I was moved by Debra Smith’s recent article featuring John Bentley of Bentley’s String Instruments (“Fretting over the music business”). I owe a lot to John. Thanks to him, one of my dearest old friends is still alive and well.
I got my 1973 Guild acoustic guitar as a gift from my father on my 13th birthday in Georgia. It was used, but in good condition. Over these past 32 years, that guitar has traveled back and forth across the country many times, had its neck broken in New Jersey, and been warped by time and weather to the point of being virtually unplayable.
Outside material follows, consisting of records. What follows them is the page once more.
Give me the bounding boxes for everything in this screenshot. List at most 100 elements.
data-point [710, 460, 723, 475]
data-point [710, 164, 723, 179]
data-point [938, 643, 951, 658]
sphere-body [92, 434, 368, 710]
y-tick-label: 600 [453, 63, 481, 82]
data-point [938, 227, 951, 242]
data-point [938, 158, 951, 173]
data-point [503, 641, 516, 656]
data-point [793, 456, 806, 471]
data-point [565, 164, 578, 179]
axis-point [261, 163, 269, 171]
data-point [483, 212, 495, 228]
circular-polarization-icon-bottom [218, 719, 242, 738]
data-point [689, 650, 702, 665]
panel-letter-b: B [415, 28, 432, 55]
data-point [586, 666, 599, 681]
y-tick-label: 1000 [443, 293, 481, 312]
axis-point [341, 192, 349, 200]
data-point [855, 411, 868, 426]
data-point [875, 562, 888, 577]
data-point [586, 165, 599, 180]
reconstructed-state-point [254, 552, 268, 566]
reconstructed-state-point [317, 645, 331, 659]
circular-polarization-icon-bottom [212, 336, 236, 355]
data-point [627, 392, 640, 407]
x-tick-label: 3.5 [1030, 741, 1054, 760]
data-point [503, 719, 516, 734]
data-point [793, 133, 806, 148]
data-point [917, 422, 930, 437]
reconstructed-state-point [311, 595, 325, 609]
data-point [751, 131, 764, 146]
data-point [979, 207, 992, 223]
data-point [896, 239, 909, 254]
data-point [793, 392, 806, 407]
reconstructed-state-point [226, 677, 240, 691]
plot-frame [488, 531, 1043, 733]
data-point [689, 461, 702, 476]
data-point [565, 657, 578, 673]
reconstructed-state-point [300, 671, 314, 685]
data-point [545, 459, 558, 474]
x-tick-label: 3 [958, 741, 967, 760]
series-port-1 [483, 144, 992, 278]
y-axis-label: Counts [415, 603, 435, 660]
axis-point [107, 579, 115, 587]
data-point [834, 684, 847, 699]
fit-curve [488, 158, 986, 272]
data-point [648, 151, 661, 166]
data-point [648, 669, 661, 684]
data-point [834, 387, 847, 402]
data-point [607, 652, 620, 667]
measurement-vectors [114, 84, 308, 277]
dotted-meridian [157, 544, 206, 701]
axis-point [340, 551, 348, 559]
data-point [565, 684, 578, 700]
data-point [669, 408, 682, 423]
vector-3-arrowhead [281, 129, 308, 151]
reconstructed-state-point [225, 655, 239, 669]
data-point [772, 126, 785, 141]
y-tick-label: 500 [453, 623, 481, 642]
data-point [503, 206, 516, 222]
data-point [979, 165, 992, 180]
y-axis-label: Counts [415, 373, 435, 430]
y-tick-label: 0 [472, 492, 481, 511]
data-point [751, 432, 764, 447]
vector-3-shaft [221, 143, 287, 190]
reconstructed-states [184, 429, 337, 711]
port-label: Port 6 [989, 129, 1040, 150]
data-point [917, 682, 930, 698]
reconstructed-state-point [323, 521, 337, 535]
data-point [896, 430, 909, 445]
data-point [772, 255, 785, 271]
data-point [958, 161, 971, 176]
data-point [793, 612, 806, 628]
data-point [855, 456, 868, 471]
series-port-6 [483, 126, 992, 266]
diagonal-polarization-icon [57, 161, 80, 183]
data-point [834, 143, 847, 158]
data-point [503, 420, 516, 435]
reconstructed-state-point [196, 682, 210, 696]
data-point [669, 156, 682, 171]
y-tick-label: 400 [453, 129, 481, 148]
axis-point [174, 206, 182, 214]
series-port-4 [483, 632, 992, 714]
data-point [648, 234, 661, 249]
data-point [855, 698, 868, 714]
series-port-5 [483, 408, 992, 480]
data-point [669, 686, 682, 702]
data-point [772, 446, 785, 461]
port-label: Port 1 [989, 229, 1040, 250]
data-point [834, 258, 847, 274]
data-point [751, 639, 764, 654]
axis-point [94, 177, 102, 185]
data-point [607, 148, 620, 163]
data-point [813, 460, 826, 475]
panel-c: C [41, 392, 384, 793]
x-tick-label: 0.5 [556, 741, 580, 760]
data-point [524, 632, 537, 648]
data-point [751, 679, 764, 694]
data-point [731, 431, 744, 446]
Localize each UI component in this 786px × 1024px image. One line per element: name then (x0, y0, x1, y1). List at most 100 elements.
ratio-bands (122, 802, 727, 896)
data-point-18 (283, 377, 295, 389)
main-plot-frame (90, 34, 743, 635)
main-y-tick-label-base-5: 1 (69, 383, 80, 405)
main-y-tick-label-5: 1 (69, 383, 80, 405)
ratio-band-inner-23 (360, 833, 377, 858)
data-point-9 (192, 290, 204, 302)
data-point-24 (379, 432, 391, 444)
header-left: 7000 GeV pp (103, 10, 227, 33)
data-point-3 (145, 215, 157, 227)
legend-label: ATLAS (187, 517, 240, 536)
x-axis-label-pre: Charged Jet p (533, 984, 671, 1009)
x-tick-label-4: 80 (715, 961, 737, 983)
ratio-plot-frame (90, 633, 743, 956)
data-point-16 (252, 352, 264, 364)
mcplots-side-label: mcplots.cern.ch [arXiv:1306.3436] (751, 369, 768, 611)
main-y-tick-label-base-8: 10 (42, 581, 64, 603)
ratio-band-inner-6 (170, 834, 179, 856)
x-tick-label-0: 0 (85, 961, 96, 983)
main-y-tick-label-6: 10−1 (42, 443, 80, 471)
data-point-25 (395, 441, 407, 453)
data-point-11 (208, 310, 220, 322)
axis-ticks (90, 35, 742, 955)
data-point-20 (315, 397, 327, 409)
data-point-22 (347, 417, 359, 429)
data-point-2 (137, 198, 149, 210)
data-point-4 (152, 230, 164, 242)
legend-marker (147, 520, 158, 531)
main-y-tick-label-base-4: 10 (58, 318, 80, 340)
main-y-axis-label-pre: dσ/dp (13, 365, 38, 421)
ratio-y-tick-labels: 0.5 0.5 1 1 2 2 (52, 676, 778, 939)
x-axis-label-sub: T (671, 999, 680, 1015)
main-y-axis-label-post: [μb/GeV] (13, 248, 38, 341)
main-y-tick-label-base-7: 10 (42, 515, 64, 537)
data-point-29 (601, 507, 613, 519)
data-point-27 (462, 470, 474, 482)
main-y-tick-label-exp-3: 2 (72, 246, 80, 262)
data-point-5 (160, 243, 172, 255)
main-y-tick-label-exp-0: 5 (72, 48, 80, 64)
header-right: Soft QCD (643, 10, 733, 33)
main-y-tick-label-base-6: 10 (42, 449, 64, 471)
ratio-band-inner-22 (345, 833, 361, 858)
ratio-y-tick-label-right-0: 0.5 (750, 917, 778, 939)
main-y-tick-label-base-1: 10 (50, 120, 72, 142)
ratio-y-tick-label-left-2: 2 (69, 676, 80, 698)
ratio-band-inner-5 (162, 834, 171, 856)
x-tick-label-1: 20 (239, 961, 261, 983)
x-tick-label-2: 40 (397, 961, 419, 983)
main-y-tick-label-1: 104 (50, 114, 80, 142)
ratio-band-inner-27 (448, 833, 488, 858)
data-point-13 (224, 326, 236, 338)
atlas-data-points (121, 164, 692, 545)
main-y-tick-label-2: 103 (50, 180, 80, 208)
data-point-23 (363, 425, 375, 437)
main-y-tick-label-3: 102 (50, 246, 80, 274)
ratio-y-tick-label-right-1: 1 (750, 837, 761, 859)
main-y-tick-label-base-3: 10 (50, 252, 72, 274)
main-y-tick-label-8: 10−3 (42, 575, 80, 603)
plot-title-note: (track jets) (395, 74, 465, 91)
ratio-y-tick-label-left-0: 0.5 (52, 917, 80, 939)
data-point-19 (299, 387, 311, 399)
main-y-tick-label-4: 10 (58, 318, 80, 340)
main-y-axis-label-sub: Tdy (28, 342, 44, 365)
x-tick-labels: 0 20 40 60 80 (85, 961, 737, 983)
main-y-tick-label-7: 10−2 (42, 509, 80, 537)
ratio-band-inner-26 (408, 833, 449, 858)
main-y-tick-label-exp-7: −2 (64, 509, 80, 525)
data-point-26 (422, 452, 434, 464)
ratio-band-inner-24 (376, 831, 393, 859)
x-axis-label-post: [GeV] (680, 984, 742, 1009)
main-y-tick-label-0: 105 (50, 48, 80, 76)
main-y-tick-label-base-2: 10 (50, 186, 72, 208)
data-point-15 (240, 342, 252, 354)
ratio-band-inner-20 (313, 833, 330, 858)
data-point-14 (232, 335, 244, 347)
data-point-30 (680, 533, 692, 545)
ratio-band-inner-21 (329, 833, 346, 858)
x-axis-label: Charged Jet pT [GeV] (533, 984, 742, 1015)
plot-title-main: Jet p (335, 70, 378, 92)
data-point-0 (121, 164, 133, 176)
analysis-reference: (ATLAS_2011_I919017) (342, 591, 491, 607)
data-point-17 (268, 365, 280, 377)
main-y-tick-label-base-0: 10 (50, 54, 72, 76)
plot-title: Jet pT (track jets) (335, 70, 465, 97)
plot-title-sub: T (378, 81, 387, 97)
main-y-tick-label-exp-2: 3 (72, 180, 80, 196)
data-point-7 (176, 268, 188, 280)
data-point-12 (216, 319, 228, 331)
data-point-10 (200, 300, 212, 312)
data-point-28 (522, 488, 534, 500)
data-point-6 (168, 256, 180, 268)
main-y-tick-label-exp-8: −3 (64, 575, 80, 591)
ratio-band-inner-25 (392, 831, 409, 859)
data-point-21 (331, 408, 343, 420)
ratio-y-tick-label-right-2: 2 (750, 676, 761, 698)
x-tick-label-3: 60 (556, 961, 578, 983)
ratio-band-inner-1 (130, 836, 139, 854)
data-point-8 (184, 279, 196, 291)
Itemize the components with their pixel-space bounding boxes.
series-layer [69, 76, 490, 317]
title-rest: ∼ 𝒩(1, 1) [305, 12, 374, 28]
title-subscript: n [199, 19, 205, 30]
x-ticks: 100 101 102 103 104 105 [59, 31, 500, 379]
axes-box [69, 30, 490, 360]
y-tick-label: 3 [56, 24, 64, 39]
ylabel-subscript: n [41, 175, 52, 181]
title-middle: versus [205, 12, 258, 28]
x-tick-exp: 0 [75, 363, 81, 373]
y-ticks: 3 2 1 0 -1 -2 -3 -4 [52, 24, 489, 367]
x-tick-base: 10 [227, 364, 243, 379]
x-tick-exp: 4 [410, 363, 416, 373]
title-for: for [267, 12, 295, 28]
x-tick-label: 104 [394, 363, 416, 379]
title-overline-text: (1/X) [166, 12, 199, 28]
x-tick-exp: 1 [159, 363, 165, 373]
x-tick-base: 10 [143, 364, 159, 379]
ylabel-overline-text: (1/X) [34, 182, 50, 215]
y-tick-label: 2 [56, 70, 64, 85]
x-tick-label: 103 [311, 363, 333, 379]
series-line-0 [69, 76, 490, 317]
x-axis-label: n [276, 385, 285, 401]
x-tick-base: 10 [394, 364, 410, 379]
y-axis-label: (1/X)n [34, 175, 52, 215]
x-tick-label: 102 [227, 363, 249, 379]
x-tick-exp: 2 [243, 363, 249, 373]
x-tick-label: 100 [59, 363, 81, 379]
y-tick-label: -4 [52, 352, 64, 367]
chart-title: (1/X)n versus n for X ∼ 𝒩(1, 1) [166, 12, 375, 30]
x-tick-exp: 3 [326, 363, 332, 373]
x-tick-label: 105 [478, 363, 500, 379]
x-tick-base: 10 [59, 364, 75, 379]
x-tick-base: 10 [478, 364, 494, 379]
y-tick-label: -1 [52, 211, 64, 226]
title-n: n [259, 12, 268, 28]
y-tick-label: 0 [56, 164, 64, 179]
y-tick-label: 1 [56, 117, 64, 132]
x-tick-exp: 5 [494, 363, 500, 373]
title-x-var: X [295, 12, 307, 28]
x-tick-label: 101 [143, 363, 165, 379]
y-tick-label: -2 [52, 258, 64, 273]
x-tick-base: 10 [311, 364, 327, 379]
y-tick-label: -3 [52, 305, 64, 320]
I stumbled into John’s shop a few years ago with my crippled buddy, carried in a case held together by tape and nylon straps. John saw beyond the wear and tear to the original quality of its craftsmanship and assured me that it was worth saving.
To make a long story short, John worked his magic on my old Guild, and it plays better now that it ever has before. It’s the only guitar I own, and for now at least, it’s the only guitar I need.
Novelist Kurt Vonnegut wrote that a “flaw in the human character is that everybody wants to build and nobody wants to do maintenance.” Perhaps doing “maintenance” wouldn’t be so distasteful if we turned it into an art, as John Bentley has done. We can learn a lot about the art of living itself from people like John, and when I finally do need another guitar, I know where I’m going.